Jedoch lag es wohl eher an der schwankenden Bewegungen und dem Geruch vom Drachen. Wenn er die Augen schloss, so hatte er das Gefühl auf einem hohen Baum in den Ästen zu sitzen, kurz nachdem es geregnet hatte. Es war beruhigend und so bekam er auch nicht mit, dass wieder eine seiner Schwestern- Myrjala- mal wieder zurück geblieben war. Aber das Yavanna die Gelegenheiten des Öfteren nutzte ihn zu kraulen, dass bekam er mit. Jedes Mal bedankte er sich dabei gleich. Er biss zu. jedoch nicht wirklich doll, was wohl an seiner Größe lag. Danach schlief er wieder ein.

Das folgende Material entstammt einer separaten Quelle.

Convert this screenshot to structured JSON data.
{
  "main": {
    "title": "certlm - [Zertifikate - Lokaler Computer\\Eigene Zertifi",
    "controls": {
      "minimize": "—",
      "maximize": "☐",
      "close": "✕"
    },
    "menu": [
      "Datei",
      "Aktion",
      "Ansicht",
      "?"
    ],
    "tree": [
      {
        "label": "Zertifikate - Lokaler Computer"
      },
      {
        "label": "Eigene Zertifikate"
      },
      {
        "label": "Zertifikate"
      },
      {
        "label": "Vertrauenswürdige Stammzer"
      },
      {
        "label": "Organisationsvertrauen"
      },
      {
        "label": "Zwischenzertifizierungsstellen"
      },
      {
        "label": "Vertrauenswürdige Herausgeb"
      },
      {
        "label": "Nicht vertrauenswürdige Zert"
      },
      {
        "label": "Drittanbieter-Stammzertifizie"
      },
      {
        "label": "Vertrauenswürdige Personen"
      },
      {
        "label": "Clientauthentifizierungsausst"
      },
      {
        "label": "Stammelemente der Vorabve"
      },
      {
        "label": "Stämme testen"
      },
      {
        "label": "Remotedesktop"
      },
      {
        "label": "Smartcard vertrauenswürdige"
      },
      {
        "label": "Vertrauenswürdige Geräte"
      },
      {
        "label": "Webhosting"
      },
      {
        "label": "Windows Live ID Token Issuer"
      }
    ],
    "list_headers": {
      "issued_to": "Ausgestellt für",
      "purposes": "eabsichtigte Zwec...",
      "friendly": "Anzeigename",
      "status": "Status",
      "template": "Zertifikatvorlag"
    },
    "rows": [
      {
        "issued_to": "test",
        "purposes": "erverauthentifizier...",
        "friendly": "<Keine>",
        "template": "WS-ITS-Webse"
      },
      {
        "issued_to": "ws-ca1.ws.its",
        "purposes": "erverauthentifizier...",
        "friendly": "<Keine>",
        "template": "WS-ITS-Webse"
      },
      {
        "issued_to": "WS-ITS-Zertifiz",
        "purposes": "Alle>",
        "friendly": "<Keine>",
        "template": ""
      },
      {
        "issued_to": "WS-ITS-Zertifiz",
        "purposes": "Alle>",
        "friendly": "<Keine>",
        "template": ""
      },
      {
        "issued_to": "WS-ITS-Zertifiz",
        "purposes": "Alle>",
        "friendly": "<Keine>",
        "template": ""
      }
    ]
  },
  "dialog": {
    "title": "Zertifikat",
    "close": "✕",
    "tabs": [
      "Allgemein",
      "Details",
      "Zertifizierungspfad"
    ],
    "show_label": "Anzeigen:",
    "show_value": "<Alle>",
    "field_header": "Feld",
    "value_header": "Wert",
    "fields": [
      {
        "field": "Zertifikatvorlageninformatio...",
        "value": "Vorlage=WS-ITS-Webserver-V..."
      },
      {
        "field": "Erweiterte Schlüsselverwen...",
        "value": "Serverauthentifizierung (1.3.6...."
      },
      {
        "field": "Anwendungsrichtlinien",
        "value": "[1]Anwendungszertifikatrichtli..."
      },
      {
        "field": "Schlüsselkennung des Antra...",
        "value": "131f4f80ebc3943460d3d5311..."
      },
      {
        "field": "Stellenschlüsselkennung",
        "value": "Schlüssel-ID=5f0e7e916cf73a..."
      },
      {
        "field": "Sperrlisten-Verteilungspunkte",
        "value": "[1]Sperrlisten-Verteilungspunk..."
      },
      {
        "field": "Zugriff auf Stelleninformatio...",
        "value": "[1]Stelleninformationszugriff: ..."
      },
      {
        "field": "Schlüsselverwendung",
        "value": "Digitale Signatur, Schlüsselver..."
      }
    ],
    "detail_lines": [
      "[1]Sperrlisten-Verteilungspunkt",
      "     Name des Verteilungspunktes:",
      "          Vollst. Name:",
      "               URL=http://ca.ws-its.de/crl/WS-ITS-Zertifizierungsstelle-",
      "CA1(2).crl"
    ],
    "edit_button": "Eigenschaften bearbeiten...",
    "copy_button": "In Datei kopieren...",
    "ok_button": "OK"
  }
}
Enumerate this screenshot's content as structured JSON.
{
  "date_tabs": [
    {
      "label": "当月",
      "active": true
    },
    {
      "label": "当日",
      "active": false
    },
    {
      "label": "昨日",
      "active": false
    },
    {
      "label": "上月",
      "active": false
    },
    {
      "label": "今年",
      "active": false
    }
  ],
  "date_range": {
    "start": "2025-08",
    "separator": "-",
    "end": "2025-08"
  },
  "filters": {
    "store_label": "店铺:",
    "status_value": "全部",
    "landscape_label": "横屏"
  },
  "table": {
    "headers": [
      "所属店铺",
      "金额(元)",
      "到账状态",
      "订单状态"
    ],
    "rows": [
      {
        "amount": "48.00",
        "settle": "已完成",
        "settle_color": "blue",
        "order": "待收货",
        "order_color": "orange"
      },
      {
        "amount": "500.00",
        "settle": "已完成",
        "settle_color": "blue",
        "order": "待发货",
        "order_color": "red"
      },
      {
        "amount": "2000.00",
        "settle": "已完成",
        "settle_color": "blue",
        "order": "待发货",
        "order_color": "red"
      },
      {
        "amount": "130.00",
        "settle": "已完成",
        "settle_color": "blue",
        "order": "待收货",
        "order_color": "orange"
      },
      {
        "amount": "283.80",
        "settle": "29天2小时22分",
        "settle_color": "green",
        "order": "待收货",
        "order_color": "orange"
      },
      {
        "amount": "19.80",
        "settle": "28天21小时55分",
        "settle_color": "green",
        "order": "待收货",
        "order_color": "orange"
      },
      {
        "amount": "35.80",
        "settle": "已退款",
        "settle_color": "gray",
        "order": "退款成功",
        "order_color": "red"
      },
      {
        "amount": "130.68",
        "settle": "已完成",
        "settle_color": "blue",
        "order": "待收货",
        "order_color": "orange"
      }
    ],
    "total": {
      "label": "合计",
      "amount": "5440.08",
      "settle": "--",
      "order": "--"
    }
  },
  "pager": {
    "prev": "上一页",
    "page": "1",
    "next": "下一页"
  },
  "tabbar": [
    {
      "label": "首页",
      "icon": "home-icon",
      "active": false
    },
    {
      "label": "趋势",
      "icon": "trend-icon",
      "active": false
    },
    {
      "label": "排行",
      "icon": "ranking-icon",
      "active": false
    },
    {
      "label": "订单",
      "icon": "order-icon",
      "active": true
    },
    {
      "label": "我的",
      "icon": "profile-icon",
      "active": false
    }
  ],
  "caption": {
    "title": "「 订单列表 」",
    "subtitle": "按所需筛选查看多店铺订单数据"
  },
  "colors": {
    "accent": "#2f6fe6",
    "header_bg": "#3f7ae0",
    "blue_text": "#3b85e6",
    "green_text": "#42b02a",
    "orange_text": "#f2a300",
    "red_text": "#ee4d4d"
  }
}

"Aber du kommst jetzt erst einmal hier herein", konnte Isildur plötzlich zu ihm durchdringen hören. Müde schüttelte er seinen Kopf.
Was?...worein?… Er streckte sich und machte sich lang. Was gar nicht mal so einfach bei den Bewegungen war. Doch mit etwas Anstrengung schaffte er es seinen Kopf durch die Öffnung der Tasche zu drücken. Da schwebte etwas Weißes und Flauschiges an seiner Schnauze vorbei. Instinktiv schnappte Isildur danach. Bei dieser Aktion verlor er den Halt und rutschte wieder in die Tasche zurück.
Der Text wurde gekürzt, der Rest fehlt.